I understand the hesitancy. How can an engineering process be automated? Is that even possible?

A common concern. Let’s explore it.

At first glance, it seems obvious why using IT to ensure quality is counter-intuitive. Quality is a manually-enforced process, driven by human skill and dedication. So it has always been. But should it always remain so? Once you accept that a ‘manually-driven’ process is by its very nature limited, the solution becomes obvious: automate! Automate the smaller steps that make up a deliverable and watch quality become the default outcome.

Let’s say you have a deliverable from a civil discipline. The civil engineer designs it,the civil draftsman drafts it, it goes to the civil checker, then to the interdisciplinary check, after which comments are incorporated and sent back to the civil engineer who incorporates those comments and changes. It then goes to the project manager who sends it to the client. The client may send it to a PMC, in which case more comments may be added and sent back – and so on. At first glance, this seems a very human ie expertise-driven work process with not much room for automation. But this is exactly my point – if you open up to the idea of separating ‘human expertise’ from the process, then you open up the idea of improving the process, via automation. And so 100% efficiency becomes not only possible but inevitable.

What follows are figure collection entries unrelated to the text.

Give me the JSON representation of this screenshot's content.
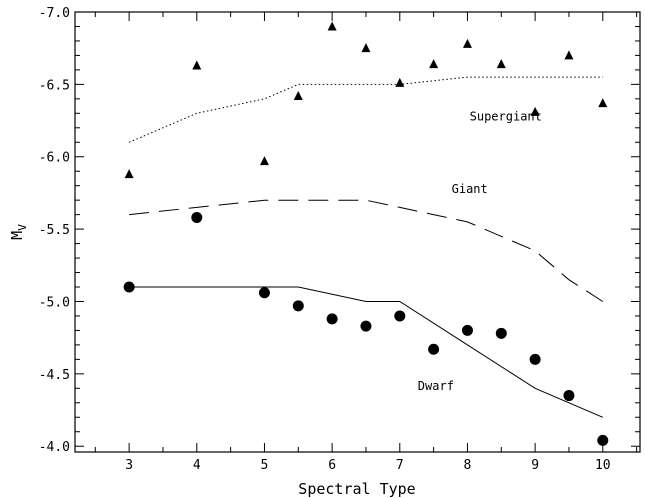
{
  "chart_data": {
    "type": "scatter",
    "xlabel": "Spectral Type",
    "ylabel_main": "M",
    "ylabel_sub": "V",
    "xlim": [
      2.2,
      10.55
    ],
    "ylim": [
      -3.96,
      -7.0
    ],
    "x_ticks": [
      3,
      4,
      5,
      6,
      7,
      8,
      9,
      10
    ],
    "x_tick_labels": [
      "3",
      "4",
      "5",
      "6",
      "7",
      "8",
      "9",
      "10"
    ],
    "y_ticks": [
      -4.0,
      -4.5,
      -5.0,
      -5.5,
      -6.0,
      -6.5,
      -7.0
    ],
    "y_tick_labels": [
      "-4.0",
      "-4.5",
      "-5.0",
      "-5.5",
      "-6.0",
      "-6.5",
      "-7.0"
    ],
    "grid": false,
    "series": [
      {
        "marker": "triangle",
        "points": [
          [
            3,
            -5.88
          ],
          [
            4,
            -6.63
          ],
          [
            5,
            -5.97
          ],
          [
            5.5,
            -6.42
          ],
          [
            6,
            -6.9
          ],
          [
            6.5,
            -6.75
          ],
          [
            7,
            -6.51
          ],
          [
            7.5,
            -6.64
          ],
          [
            8,
            -6.78
          ],
          [
            8.5,
            -6.64
          ],
          [
            9,
            -6.31
          ],
          [
            9.5,
            -6.7
          ],
          [
            10,
            -6.37
          ]
        ]
      },
      {
        "marker": "circle",
        "points": [
          [
            3,
            -5.1
          ],
          [
            4,
            -5.58
          ],
          [
            5,
            -5.06
          ],
          [
            5.5,
            -4.97
          ],
          [
            6,
            -4.88
          ],
          [
            6.5,
            -4.83
          ],
          [
            7,
            -4.9
          ],
          [
            7.5,
            -4.67
          ],
          [
            8,
            -4.8
          ],
          [
            8.5,
            -4.78
          ],
          [
            9,
            -4.6
          ],
          [
            9.5,
            -4.35
          ],
          [
            10,
            -4.04
          ]
        ]
      },
      {
        "line": "dotted",
        "points": [
          [
            3,
            -6.1
          ],
          [
            4,
            -6.3
          ],
          [
            5,
            -6.4
          ],
          [
            5.5,
            -6.5
          ],
          [
            7,
            -6.5
          ],
          [
            8,
            -6.55
          ],
          [
            10,
            -6.55
          ]
        ]
      },
      {
        "line": "dashed",
        "points": [
          [
            3,
            -5.6
          ],
          [
            4,
            -5.65
          ],
          [
            5,
            -5.7
          ],
          [
            6.5,
            -5.7
          ],
          [
            7,
            -5.65
          ],
          [
            8,
            -5.55
          ],
          [
            9,
            -5.35
          ],
          [
            9.5,
            -5.15
          ],
          [
            10,
            -5.0
          ]
        ]
      },
      {
        "line": "solid",
        "points": [
          [
            3,
            -5.1
          ],
          [
            5.5,
            -5.1
          ],
          [
            6.5,
            -5.0
          ],
          [
            7,
            -5.0
          ],
          [
            8,
            -4.7
          ],
          [
            9,
            -4.4
          ],
          [
            10,
            -4.2
          ]
        ]
      }
    ],
    "annotations": [
      {
        "text": "Supergiant",
        "x": 9.1,
        "y": -6.25
      },
      {
        "text": "Giant",
        "x": 8.3,
        "y": -5.75
      },
      {
        "text": "Dwarf",
        "x": 7.8,
        "y": -4.39
      }
    ]
  }
}
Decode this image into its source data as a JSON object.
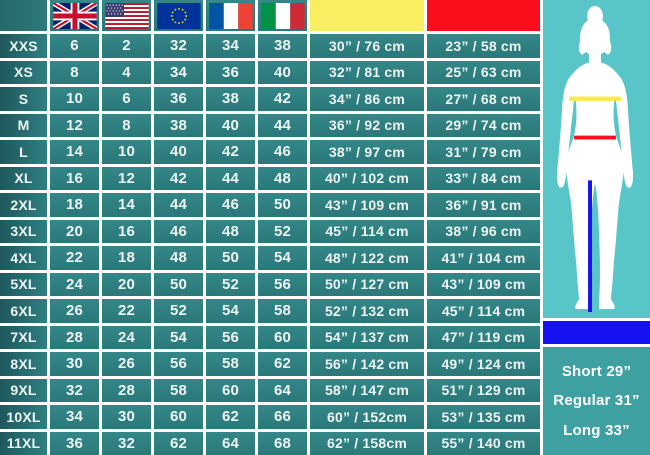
{
  "colors": {
    "cell_teal": "#2F8182",
    "label_teal_dark": "#1E585C",
    "grid_white": "#FFFFFF",
    "chest_header_yellow": "#F8EE5F",
    "waist_header_red": "#FA0E1C",
    "figure_bg": "#58C5C8",
    "silhouette_white": "#FFFFFF",
    "chest_line_yellow": "#F8E94E",
    "waist_line_red": "#F3121F",
    "inseam_line_blue": "#1A13EB",
    "leg_bar_blue": "#1712F1",
    "leg_panel_teal": "#3FA0A1"
  },
  "header": {
    "flag_icons": [
      "uk-flag",
      "us-flag",
      "eu-flag",
      "france-flag",
      "italy-flag"
    ],
    "chest_swatch": "yellow",
    "waist_swatch": "red"
  },
  "chart_data": {
    "type": "table",
    "columns": [
      "size",
      "uk",
      "us",
      "eu",
      "france",
      "italy",
      "chest",
      "waist"
    ],
    "rows": [
      {
        "size": "XXS",
        "uk": "6",
        "us": "2",
        "eu": "32",
        "france": "34",
        "italy": "38",
        "chest": "30” / 76 cm",
        "waist": "23” / 58 cm"
      },
      {
        "size": "XS",
        "uk": "8",
        "us": "4",
        "eu": "34",
        "france": "36",
        "italy": "40",
        "chest": "32” / 81 cm",
        "waist": "25” / 63 cm"
      },
      {
        "size": "S",
        "uk": "10",
        "us": "6",
        "eu": "36",
        "france": "38",
        "italy": "42",
        "chest": "34” / 86 cm",
        "waist": "27” / 68 cm"
      },
      {
        "size": "M",
        "uk": "12",
        "us": "8",
        "eu": "38",
        "france": "40",
        "italy": "44",
        "chest": "36” / 92 cm",
        "waist": "29” / 74 cm"
      },
      {
        "size": "L",
        "uk": "14",
        "us": "10",
        "eu": "40",
        "france": "42",
        "italy": "46",
        "chest": "38” / 97 cm",
        "waist": "31” / 79 cm"
      },
      {
        "size": "XL",
        "uk": "16",
        "us": "12",
        "eu": "42",
        "france": "44",
        "italy": "48",
        "chest": "40” / 102 cm",
        "waist": "33” / 84 cm"
      },
      {
        "size": "2XL",
        "uk": "18",
        "us": "14",
        "eu": "44",
        "france": "46",
        "italy": "50",
        "chest": "43” / 109 cm",
        "waist": "36” / 91 cm"
      },
      {
        "size": "3XL",
        "uk": "20",
        "us": "16",
        "eu": "46",
        "france": "48",
        "italy": "52",
        "chest": "45” / 114 cm",
        "waist": "38” / 96 cm"
      },
      {
        "size": "4XL",
        "uk": "22",
        "us": "18",
        "eu": "48",
        "france": "50",
        "italy": "54",
        "chest": "48” / 122 cm",
        "waist": "41” / 104 cm"
      },
      {
        "size": "5XL",
        "uk": "24",
        "us": "20",
        "eu": "50",
        "france": "52",
        "italy": "56",
        "chest": "50” / 127 cm",
        "waist": "43” / 109 cm"
      },
      {
        "size": "6XL",
        "uk": "26",
        "us": "22",
        "eu": "52",
        "france": "54",
        "italy": "58",
        "chest": "52” / 132 cm",
        "waist": "45” / 114 cm"
      },
      {
        "size": "7XL",
        "uk": "28",
        "us": "24",
        "eu": "54",
        "france": "56",
        "italy": "60",
        "chest": "54” / 137 cm",
        "waist": "47” / 119 cm"
      },
      {
        "size": "8XL",
        "uk": "30",
        "us": "26",
        "eu": "56",
        "france": "58",
        "italy": "62",
        "chest": "56” / 142 cm",
        "waist": "49” / 124 cm"
      },
      {
        "size": "9XL",
        "uk": "32",
        "us": "28",
        "eu": "58",
        "france": "60",
        "italy": "64",
        "chest": "58” / 147 cm",
        "waist": "51” / 129 cm"
      },
      {
        "size": "10XL",
        "uk": "34",
        "us": "30",
        "eu": "60",
        "france": "62",
        "italy": "66",
        "chest": "60” / 152cm",
        "waist": "53” / 135 cm"
      },
      {
        "size": "11XL",
        "uk": "36",
        "us": "32",
        "eu": "62",
        "france": "64",
        "italy": "68",
        "chest": "62” / 158cm",
        "waist": "55” / 140 cm"
      }
    ]
  },
  "leg_length_panel": {
    "lines": [
      "Short 29”",
      "Regular 31”",
      "Long 33”"
    ]
  }
}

I designed my software SMARTPROJECT to help my customers re-think their processes and the roles and responsibilities of people involved. Whatever could be automated was built into the system and only where human intelligence was truly necessary did a human have to step in. In the example above, let’s say you break down the process and its various loops and back-and-forths into a systematic series of steps, each with an owner. You then automate those steps one by one. So now the system automatically sends the deliverable from one step to another, exactly on time, and with no possibility for human error or misunderstandings. You still need human expertise for the actual reviewing and commenting of course, but the comments get recorded, appended, logged, tagged, and even shared to the concerned group automatically. And that is how the defined review process plays out in real life exactly as it was defined on paper. Which gets you one step closer to quality.

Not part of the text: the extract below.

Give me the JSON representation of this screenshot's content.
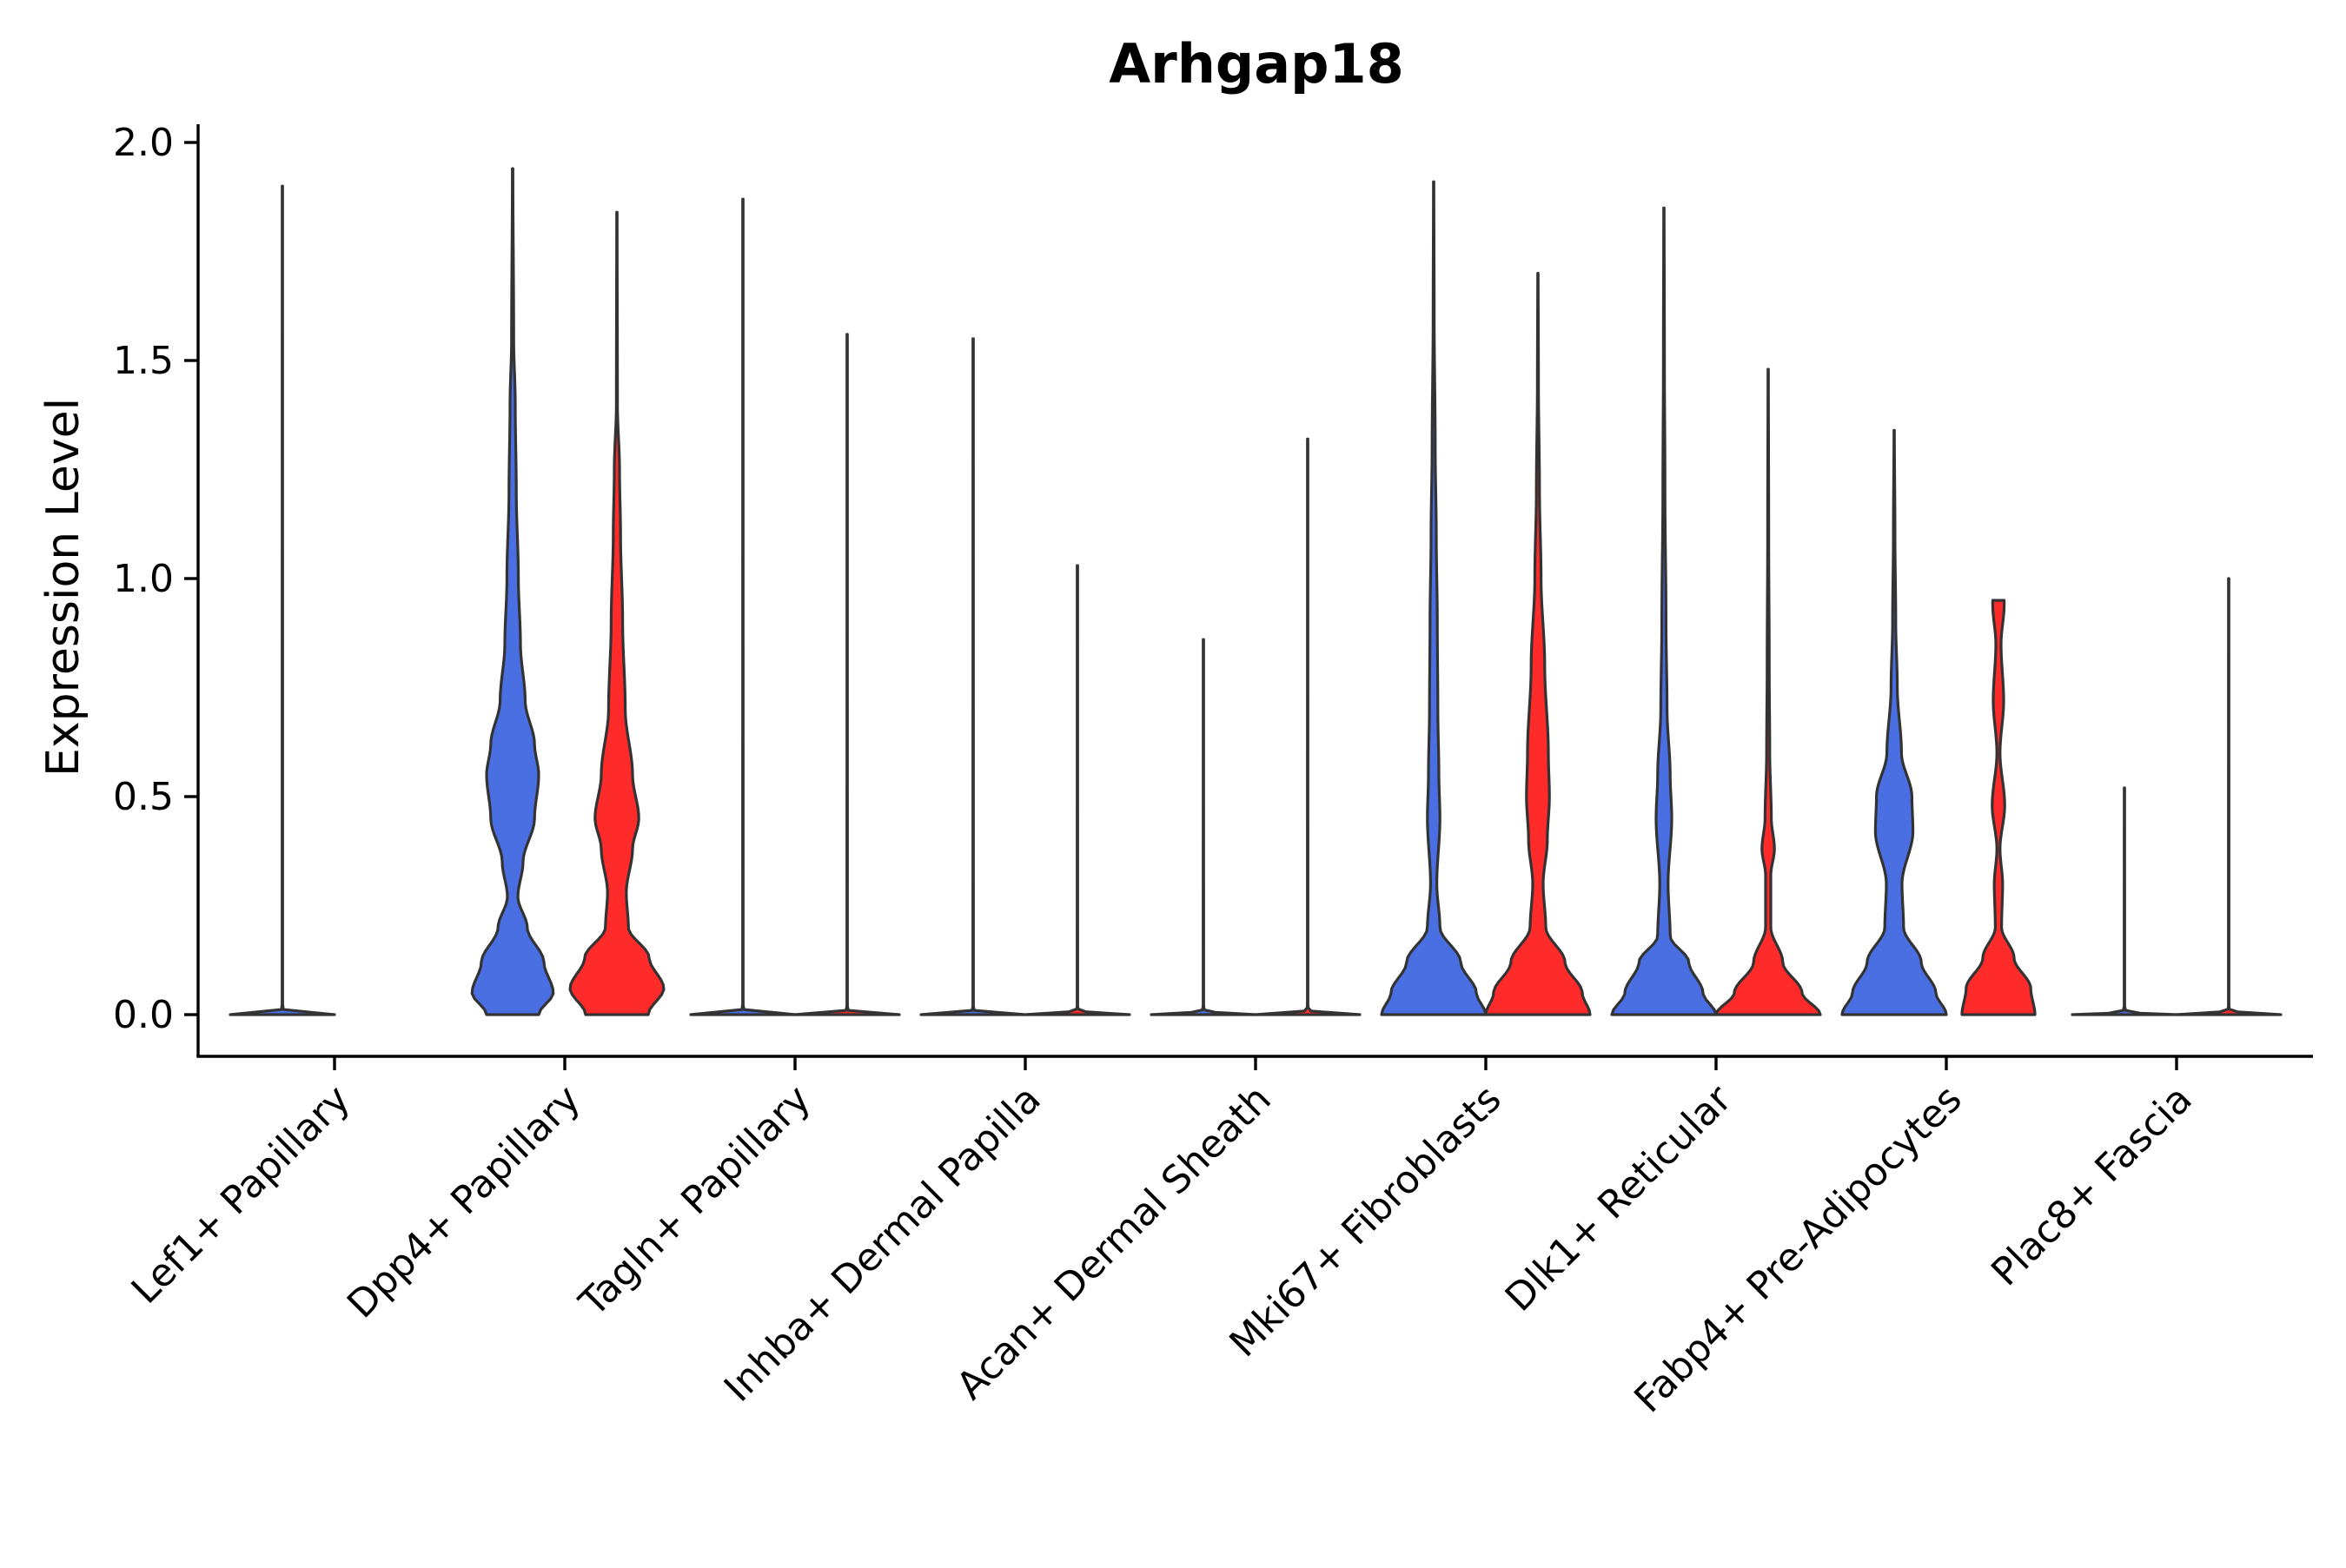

The second aspect of achieving quality through IT is that automation empowers users. How? By making tedious task less tedious. If to err is human, then automation is definitely a solution. Consider this: during the process of the work flow, a user forgets something or skips a step inadvertently. That tiny mistake can snowball. With an automated system you can prevent both the initial mistake and its fallout. You can build in checks and reminders, or a complete checklist, and set up the system to ‘prompt’ the user. (SMARTPROJECT ‘pops up’ a check list and walks the user through the various check points so nothing gets sidestepped or overlooked. For example, ISO 9001 2015 defines a risk mitigation process. With an automated system you can follow this process exactly as defined in every detail.)

Finally, I believe quality is about Staying Informed. Meaning, working with the latest information. Engineering is not a static process, there are many people involved and so although the process is (or should be) fixed, the way the process is followed can change, or parameters and paradigms can shift, or priorities can ebb and flow. The process itself might get modified and some of those modifications may change the deliverable. That is why you need to have the history of all those changes archived and accessible. You need to know what is the latest status of your deliverable but at the same time you need to know the history of the deliverable’s lifecycle. In WRENCH, it was this need for our customers to stay on top of both the entire ‘timeline’ and the latest status that first got us thinking about Real-Time Monitoring which eventually became one of the unique features SMARTPROJECT offers.